Saturday, July 5, 2014

I like David DePaolo.  A lot.  He is a voice of reason in our industry and I've enjoyed his musings, both personal and professional, for years.

But on the issue of urine drug monitoring, I think he's off the mark.  On the one hand, I'm coming at this from an admittedly self-interested perspective (PRIUM is a wholly owned subsidiary of Ameritox), but on the other hand, the context and conclusions of David's recent post on drug monitoring beg for someone to clear up the confusion.
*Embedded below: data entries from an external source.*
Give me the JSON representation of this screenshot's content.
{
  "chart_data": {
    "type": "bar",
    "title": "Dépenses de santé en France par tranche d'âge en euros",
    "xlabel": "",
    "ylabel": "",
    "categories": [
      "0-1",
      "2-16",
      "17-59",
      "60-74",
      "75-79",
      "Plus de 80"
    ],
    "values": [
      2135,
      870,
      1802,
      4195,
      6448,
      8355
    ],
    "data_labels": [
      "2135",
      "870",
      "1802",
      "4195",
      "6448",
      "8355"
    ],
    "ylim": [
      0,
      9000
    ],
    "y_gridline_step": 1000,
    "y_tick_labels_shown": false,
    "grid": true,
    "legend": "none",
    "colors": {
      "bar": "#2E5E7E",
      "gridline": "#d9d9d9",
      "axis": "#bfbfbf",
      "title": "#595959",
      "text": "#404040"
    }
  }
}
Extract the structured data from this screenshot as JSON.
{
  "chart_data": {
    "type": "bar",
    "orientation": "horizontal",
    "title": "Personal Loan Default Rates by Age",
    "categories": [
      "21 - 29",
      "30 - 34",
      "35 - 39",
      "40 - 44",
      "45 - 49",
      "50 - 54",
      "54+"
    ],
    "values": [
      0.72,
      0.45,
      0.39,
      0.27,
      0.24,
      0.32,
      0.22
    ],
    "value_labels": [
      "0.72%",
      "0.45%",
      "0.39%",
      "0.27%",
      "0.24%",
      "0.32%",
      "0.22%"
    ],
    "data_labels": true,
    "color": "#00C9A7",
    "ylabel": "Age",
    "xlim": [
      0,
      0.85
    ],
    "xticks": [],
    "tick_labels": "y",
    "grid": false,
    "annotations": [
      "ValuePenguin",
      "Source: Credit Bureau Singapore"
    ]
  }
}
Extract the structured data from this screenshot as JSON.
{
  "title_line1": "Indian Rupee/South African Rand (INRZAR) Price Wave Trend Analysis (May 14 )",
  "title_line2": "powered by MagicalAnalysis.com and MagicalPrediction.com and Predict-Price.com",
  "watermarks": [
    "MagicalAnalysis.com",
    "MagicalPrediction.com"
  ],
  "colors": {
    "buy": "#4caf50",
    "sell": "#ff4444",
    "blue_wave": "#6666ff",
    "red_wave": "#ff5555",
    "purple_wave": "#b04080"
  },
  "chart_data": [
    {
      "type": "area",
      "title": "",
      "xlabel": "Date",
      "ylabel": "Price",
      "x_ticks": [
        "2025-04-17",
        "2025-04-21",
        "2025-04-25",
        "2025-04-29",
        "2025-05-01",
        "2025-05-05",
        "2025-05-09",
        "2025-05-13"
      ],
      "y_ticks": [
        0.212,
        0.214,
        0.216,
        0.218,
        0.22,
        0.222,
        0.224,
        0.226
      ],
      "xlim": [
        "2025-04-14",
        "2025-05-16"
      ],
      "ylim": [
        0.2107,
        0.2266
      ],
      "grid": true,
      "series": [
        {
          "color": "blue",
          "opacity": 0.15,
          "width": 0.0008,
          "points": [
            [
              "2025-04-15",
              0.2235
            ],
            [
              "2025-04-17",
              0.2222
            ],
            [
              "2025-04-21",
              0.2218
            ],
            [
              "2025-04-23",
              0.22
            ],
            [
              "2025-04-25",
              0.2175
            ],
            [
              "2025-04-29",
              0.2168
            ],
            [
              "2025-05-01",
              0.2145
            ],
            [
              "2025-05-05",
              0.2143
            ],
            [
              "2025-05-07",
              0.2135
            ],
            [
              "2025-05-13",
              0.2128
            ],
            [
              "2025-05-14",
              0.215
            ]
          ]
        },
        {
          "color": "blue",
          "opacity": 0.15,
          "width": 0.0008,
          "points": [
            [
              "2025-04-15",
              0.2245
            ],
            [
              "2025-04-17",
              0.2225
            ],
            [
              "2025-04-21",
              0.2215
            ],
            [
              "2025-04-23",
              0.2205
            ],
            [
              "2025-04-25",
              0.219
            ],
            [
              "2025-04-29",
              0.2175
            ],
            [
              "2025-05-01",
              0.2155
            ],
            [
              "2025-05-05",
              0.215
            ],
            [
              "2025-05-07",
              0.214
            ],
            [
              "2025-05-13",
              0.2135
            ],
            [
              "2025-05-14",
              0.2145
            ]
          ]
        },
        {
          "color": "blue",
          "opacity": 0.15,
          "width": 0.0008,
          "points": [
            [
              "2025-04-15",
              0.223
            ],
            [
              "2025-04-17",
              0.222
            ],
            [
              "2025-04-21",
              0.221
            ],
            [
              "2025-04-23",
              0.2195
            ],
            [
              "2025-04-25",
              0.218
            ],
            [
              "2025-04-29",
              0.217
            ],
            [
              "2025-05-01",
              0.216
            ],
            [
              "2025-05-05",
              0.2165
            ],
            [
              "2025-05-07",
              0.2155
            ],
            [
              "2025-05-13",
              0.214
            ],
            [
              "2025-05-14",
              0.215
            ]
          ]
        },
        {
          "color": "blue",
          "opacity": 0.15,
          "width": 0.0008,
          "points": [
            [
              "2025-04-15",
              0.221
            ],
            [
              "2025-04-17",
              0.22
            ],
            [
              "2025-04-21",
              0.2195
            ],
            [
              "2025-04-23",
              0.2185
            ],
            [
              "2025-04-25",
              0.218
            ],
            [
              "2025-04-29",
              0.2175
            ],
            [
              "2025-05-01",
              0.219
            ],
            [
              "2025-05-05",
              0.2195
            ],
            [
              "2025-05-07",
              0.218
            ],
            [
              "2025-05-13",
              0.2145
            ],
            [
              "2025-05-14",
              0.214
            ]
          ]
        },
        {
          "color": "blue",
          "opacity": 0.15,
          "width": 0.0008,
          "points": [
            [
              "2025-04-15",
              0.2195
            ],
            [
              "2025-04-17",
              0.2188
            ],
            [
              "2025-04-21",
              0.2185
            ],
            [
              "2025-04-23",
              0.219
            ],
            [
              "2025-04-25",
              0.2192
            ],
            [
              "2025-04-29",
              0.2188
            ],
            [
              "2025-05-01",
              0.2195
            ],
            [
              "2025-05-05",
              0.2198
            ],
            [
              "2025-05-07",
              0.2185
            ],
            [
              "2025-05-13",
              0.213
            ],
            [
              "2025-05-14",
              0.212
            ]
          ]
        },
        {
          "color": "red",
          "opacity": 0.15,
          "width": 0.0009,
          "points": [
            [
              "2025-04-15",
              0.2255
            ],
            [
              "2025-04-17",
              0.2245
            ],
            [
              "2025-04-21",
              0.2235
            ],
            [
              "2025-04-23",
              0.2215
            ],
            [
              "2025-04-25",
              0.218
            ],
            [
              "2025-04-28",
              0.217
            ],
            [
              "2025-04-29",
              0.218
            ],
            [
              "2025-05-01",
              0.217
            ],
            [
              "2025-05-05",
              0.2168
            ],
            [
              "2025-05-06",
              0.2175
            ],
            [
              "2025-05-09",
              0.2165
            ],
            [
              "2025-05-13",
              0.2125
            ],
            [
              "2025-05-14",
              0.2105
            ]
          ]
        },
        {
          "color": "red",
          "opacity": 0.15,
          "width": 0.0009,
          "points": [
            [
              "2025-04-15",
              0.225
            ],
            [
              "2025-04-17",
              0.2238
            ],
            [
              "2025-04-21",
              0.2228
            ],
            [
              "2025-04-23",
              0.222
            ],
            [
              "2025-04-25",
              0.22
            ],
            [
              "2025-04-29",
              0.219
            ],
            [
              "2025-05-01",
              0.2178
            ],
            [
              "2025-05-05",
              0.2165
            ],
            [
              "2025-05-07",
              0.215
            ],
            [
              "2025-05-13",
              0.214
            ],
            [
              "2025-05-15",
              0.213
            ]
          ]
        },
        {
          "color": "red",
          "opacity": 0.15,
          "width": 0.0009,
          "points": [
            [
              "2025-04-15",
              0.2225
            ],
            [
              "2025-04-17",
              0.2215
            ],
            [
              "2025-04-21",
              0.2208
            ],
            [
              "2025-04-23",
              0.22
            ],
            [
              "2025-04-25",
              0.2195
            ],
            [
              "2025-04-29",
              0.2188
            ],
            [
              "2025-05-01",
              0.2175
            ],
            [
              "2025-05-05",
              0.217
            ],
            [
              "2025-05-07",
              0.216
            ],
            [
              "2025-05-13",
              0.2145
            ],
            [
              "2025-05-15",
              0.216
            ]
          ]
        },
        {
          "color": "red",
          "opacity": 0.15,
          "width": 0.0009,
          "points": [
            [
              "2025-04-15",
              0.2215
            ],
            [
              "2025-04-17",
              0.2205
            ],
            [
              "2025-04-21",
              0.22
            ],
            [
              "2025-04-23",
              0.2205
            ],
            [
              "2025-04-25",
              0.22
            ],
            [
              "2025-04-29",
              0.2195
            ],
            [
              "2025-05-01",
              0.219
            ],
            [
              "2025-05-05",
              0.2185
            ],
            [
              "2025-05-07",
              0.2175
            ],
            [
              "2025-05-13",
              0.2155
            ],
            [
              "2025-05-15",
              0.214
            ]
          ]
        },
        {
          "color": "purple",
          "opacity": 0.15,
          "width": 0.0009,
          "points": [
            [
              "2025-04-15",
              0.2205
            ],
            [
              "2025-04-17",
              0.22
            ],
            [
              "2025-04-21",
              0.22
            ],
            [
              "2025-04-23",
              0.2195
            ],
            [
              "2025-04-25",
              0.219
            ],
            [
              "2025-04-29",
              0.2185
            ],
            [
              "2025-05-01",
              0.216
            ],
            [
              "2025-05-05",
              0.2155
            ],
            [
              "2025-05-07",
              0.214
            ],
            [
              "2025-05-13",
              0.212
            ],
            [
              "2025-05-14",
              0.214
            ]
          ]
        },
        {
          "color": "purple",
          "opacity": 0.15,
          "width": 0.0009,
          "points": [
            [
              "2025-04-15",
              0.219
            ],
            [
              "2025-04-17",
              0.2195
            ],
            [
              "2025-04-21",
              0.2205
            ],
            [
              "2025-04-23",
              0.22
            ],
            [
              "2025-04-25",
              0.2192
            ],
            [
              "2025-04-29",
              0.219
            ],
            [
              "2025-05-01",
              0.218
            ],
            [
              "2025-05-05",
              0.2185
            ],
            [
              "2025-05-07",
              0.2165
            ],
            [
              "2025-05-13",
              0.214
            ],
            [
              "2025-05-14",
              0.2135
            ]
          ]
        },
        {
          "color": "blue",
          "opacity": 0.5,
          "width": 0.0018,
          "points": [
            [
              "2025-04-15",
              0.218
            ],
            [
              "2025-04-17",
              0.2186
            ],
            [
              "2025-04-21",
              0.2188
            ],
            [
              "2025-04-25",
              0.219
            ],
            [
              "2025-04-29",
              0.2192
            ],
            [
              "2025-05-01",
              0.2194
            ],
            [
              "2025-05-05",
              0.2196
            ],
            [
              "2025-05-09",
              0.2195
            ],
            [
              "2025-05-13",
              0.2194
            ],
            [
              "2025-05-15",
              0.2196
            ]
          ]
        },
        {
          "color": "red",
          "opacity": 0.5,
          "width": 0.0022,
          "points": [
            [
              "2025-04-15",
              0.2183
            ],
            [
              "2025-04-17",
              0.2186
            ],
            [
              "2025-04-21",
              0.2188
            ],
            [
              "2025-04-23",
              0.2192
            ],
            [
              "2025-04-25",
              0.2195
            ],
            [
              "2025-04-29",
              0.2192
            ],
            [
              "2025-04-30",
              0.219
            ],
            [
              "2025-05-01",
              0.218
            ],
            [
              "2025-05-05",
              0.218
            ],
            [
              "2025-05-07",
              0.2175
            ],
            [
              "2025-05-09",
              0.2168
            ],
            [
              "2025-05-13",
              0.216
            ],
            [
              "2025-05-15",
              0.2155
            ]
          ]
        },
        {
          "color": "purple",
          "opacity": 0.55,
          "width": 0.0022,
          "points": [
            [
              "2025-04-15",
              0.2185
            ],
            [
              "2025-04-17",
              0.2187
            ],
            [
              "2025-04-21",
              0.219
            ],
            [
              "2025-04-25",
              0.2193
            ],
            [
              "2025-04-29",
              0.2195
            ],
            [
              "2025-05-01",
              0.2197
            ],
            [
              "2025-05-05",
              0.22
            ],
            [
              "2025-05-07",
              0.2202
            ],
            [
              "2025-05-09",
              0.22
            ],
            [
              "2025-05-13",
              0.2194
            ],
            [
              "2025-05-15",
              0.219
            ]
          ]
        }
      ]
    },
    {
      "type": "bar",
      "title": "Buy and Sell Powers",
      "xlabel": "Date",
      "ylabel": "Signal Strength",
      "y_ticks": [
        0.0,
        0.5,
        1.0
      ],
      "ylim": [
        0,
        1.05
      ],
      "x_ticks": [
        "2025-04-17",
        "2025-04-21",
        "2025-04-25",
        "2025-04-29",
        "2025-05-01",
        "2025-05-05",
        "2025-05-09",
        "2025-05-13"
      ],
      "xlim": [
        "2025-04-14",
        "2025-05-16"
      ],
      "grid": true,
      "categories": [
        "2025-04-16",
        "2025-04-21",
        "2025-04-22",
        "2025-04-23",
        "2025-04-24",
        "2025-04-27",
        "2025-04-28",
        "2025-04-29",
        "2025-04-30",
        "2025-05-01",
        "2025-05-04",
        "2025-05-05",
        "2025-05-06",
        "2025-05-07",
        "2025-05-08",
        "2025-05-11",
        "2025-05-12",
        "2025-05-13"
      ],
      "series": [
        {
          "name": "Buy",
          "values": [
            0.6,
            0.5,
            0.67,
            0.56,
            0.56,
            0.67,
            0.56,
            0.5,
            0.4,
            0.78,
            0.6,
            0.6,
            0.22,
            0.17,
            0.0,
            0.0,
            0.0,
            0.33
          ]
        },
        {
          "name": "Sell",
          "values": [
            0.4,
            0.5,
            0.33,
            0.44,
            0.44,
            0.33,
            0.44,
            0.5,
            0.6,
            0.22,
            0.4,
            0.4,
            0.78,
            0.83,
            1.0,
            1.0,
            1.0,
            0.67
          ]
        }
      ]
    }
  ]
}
What did he miss?  Nowhere in his piece did he mention that:

  • People are dying.  Overdose deaths from prescription opioids now outpace deaths from traffic accidents and have tripled since 1990; 
  • The CDC has identified the opioid crisis as an epidemic, a term the CDC does not use lightly; 
  • More than 12 million people reported using prescription painkillers nonmedically in 2010; 
  • Urine drug monitoring technology is relatively new.  David's quote from the CWCI data that suggests 192X growth in spend on urine drug monitoring in CA doesn't recognize the point at which the health care community sat on the adoption curve for this technology in 2004.  Nor does it recognize that we still didn't realize the enormity of the opioid crisis in 2004.  And don't tell me we knew in 2004 how bad this was going to get.  I came into this industry in 2010 and spent my first two years here at PRIUM trying to convince payers there was an opioid problem in the first place.   
  • There's a distinction between point-of-care testing in a doctor's office and reference lab testing. Failing to make this distinction leads the reader to conclude that all inappropriate behavior rests with reference labs and fails to recognize that some physician practices are by themselves driving inappropriate utilization.  Physicians who partner with experienced and capable reference labs that understand payers' perspectives and expectations can help align stakeholders (injured worker, physician, lab, and payer).   
  • There are guidelines for the appropriate use of urine drug monitoring and these guidelines are based on risk stratification of the patient.  We follow these guidelines.  We help payers follow these guidelines. Testing beyond the guidelines is as inappropriate as not testing patients that should be tested.  
  • Even in light of these guidelines, WCRI data tells us that less than 25% of injured workers on long term opioid therapy are being tested at all.   David states "we know [the guidelines] are specific case recommendations particular to a certain set of medical facts, not to be applied universally."  Agreed.  Perhaps David doesn't realize how many injured workers fit that "certain set of medical facts."  A lot more than he apparently realizes.  
  • Not all companies offer direct financial incentives to physicians.  He lumps an entire industry together and does so just a couple of paragraphs after he details that Millennium's practices were found by a jury to be illegal and that all counterclaims against Ameritox were dismissed.  Perhaps David missed the most important take-away: there's at least one company trying to do it right
Bottom line: what David blithely dismisses as "nonsense" is, in fact, a critical patient safety tool, a mechanism for effective claims management, and a necessary application of clinical technology that isn't going anywhere. To suggest otherwise in light of the largest man-made epidemic in the history of the world is simply irresponsible.